SUPPLEMENTARY INFORMATION
Dataset for assessment of designed sequences
The tar gzipped files of the four databases used in the assessment of the applicability of designed sequences in remote homology detection can be downloaded from the links given below: -
(1) CONTROL database
This sequence database contains protein sequences of known structures (SCOP 1.75v) and their homologues obtained from non-redundant sequence database (4,694,921 sequences).
(2) AUGMENTED database
The database contains protein sequences in the CONTROL database which are augmented with computationally designed intermediate sequences (4,694,921 natural sequences + 3,611,010 designed intermediate sequences).
Designed intermediate sequences are annotated as "Int" and the two parent SCOP domain families are also provided in the annotation line which are pipe-separated. For example - "Int_1|a.1.1.1_1|a.1.1.2_1". Here "Int" denotes 'designed intermediate sequence' and a.1.1.1 and a.1.1.2 are the two parent SCOP domain families between which this sequence was designed.
(3) Seq_CONTROL database
The database contains non-redundant protein sequences from 14,831 Pfam families which were downloaded from Pfam's ftp site (10,626,097 sequences).

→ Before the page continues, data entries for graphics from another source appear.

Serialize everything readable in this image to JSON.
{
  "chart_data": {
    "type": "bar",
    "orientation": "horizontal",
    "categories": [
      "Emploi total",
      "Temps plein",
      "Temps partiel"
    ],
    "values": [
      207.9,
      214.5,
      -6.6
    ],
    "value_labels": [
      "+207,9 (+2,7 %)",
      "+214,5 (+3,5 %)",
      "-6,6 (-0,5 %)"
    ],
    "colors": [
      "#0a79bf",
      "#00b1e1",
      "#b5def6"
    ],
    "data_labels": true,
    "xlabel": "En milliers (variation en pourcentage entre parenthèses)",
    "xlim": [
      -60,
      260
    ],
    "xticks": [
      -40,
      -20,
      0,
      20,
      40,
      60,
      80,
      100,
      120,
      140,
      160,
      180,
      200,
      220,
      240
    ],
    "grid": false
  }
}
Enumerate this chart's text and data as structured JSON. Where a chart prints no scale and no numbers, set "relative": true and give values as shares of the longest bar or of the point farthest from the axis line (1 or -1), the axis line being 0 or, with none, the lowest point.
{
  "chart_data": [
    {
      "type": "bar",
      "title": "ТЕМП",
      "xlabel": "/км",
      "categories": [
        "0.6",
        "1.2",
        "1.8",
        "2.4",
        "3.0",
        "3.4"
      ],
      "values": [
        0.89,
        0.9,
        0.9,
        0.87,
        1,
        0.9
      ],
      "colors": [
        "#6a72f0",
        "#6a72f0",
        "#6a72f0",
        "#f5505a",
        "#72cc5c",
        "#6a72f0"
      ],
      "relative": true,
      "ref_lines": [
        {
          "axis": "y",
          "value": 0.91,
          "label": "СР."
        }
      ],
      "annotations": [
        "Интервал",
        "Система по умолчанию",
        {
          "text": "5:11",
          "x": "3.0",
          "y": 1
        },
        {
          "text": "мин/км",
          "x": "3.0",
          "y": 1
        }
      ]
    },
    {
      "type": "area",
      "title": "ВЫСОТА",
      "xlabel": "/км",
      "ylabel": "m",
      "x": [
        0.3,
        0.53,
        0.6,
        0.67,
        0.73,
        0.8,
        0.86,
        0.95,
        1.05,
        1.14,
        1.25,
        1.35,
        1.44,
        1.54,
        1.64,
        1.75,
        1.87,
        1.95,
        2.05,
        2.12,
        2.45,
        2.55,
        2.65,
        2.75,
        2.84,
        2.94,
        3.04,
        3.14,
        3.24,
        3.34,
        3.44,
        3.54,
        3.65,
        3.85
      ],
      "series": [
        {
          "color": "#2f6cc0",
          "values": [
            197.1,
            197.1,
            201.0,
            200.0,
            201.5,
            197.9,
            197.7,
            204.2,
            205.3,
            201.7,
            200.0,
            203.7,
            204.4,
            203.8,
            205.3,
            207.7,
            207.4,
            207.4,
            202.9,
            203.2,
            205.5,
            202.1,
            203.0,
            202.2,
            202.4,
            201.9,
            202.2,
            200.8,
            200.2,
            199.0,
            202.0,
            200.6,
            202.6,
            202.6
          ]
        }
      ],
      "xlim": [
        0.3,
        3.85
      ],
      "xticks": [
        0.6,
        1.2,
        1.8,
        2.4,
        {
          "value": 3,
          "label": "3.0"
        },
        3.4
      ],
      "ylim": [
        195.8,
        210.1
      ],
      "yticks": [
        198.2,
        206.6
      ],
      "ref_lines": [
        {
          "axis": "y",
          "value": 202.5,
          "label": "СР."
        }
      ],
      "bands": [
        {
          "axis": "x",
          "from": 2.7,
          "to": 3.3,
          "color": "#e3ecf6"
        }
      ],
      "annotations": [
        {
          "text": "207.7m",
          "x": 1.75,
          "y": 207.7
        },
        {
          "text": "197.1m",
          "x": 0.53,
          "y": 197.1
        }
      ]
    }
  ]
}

(4) Seq_AUGMENTED database
This database contains protein sequences from Seq_CONTROL database and computationally designed intermediate sequences generated using multiple PSSMs of SCOP domain families (10,626,097 sequences + 3,611,010 designed intermediate sequences).
Detailed description of these databases can be found in the following paper: -
Filling-in void and sparse regions in protein sequence space by protein-like artificial sequences
enables remarkable enhancement in remote homology detection capability.
R Mudgal, R Sowdhamini, N Chandra, N Srinivasan and S Sandhya
Journal of Molecular Biology (under revision).